The third patient was an Orthodox Jewish woman of about 50. While taking her car to a dealer to be serviced, the garage door crashed on her head. Her first reaction was terror: she was afraid she was going to die. While recounting the story, she was still fearful. Her body was frozen, except for her eyes, which darted back and forth. Her husband took her to the emergency room, where the doctor diagnosed her problem as nothing serious, just a bump on the head. However, she began suffering a range of symptoms. She began seeing double, was dizzy, and suffered from poor balance. She suffered from headaches, feeling like her head was in a helmet a size too small. She became forgetful, especially when she became tired in the afternoon. She suffered from seizures, brought on by exposure to flickering light. She also suffered from overpowering sleepiness, dissociative states. Her eyelids drooped and felt heavy. She felt as if she were in a cloud.
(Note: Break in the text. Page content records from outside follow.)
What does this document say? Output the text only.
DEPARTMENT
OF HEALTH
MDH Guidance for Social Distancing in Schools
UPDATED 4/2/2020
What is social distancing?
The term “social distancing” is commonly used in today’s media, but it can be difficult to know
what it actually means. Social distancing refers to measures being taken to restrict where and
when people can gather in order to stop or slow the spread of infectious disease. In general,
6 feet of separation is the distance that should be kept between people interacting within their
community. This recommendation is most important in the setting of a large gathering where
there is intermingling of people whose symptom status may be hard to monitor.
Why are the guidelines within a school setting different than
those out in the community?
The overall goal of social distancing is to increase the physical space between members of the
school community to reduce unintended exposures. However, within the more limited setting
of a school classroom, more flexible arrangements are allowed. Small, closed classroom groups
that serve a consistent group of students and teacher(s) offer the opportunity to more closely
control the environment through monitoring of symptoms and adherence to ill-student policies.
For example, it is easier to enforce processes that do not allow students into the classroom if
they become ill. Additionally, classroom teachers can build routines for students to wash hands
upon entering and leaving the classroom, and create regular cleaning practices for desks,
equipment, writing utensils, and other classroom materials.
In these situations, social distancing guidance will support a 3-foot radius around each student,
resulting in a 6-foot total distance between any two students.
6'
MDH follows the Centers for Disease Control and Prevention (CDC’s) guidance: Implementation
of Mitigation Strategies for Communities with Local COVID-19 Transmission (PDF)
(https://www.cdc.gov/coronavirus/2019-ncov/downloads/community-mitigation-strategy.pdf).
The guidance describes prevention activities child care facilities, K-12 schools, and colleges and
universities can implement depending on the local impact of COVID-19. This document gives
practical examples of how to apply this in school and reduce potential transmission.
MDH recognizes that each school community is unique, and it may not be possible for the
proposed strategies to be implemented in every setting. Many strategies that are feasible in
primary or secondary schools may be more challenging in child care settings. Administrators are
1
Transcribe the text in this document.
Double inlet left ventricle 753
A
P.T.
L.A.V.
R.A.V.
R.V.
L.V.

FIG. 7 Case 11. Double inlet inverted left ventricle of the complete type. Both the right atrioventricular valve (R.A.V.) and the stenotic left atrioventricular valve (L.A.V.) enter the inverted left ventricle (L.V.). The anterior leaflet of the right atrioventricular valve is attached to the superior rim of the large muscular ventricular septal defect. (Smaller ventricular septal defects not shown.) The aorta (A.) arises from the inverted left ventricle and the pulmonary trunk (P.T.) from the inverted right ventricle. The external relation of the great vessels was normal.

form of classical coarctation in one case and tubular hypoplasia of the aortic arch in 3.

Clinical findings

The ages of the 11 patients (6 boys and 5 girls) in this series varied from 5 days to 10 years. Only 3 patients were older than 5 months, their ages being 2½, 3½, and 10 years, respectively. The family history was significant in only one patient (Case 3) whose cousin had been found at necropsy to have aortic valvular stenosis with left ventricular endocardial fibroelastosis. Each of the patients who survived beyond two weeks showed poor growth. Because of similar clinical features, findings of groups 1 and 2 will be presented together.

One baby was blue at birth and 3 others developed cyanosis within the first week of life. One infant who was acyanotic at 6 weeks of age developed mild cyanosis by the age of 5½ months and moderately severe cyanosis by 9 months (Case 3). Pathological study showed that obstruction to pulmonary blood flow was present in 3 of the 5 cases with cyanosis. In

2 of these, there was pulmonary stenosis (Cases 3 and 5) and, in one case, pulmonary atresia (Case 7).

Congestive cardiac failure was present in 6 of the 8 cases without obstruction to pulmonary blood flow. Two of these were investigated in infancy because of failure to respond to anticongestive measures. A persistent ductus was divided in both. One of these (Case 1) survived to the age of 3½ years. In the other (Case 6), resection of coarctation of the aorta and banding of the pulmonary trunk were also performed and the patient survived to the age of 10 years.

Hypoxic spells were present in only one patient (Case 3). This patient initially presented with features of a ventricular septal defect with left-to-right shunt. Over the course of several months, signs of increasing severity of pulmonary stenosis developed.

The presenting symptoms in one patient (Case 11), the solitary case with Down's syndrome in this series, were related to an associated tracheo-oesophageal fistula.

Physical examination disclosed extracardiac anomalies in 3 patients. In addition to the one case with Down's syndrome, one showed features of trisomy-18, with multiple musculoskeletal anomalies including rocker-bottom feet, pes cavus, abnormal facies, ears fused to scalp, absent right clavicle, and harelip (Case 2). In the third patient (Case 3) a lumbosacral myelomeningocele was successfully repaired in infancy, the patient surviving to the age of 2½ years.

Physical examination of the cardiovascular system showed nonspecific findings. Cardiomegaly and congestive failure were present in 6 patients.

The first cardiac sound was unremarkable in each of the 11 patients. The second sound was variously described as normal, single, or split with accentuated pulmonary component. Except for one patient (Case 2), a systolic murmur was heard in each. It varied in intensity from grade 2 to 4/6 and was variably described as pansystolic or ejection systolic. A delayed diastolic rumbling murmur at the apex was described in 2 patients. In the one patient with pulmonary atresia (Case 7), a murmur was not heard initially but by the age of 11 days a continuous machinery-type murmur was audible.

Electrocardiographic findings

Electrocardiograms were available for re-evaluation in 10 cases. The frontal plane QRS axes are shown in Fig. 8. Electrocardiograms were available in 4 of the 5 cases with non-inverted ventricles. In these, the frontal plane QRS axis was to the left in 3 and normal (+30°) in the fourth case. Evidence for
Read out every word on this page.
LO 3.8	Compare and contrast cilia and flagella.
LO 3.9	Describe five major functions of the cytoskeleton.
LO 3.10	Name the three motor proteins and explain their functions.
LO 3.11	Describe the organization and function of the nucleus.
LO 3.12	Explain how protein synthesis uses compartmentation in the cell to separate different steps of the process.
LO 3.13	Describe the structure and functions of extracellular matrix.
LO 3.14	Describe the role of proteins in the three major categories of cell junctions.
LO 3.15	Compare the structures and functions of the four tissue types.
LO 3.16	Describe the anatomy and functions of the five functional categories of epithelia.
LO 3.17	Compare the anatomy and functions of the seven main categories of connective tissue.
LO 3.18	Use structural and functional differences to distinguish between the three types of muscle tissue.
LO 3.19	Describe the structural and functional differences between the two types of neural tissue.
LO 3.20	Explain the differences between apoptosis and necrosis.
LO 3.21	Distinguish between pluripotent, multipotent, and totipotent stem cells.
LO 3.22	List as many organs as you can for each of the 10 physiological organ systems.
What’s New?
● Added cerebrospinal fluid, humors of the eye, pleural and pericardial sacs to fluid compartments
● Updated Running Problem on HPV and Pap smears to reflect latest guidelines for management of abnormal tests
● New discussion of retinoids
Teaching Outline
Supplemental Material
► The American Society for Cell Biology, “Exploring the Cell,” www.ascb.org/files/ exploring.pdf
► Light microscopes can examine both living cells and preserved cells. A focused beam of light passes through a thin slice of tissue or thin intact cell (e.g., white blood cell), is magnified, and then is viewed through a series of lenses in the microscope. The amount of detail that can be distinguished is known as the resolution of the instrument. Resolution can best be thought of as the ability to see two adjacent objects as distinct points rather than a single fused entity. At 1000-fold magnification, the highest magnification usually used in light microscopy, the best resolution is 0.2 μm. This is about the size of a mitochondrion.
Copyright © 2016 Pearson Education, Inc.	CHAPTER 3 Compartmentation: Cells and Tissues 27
The prescription was Opium on account of the fearfulness, sleepiness, and Dis-associative state.
All three patients showed significant improvement after four months treatment.
Scientific Study: Homeopathy for Mild Traumatic Brain Injury
J Head Trauma Rehabil. 1999 Dec;14(6):521-42.
Homeopathic treatment of mild traumatic brain injury: A randomized, double-blind, placebo-controlled clinical trial.
Chapman EH1, Weintraub RJ, Milburn MA, Pirozzi TO, Woo E.
BACKGROUND: Mild traumatic brain injury (MTBI) affects 750,000 persons in the United States annually. Five to fifteen percent have persistent dysfunction and disability. No effective, standard pharmacological treatment exists specifically for this problem. We designed a pilot research project to study the clinical effectiveness of homeopathic medicine in the treatment of persistent MTBI.
METHOD: A randomized, double-blind, placebo-controlled trial of 60 patients, with a four-month follow-up (N = 50), was conducted at Spaulding Rehabilitation Hospital (SRH). Patients with persistent MTBI (mean 2.93 years since injury, SD 3.1) were randomly assigned to receive a homeopathic medicine or placebo. The primary outcome measure was the subject-rated SRH-MBTI Functional Assessment, composed of three subtests: a Difficulty with Situations Scale (DSS), a Symptom Rating Scale (SRS), and a Participation in Daily Activities Scale (PDAS). The SRH Cognitive-Linguistic Test Battery was used as the secondary measure.
RESULTS: Analysis of covariance demonstrated that the homeopathic treatment was the only significant or near-significant predictor of improvement on DSS subtests (P =.009; 95% CI -.895 to -.15), SRS (P =.058; 95% CI -.548 to.01) and the Ten Most Common Symptoms of MTBI (P =.027; 95% CI -.766 to -.048). These results indicate a significant improvement from the homeopathic treatment versus the control and translate into clinically significant outcomes.
CONCLUSIONS: This study suggests that homeopathy may have a role in treating persistent MTBI. Our findings require large-scale, independent replication.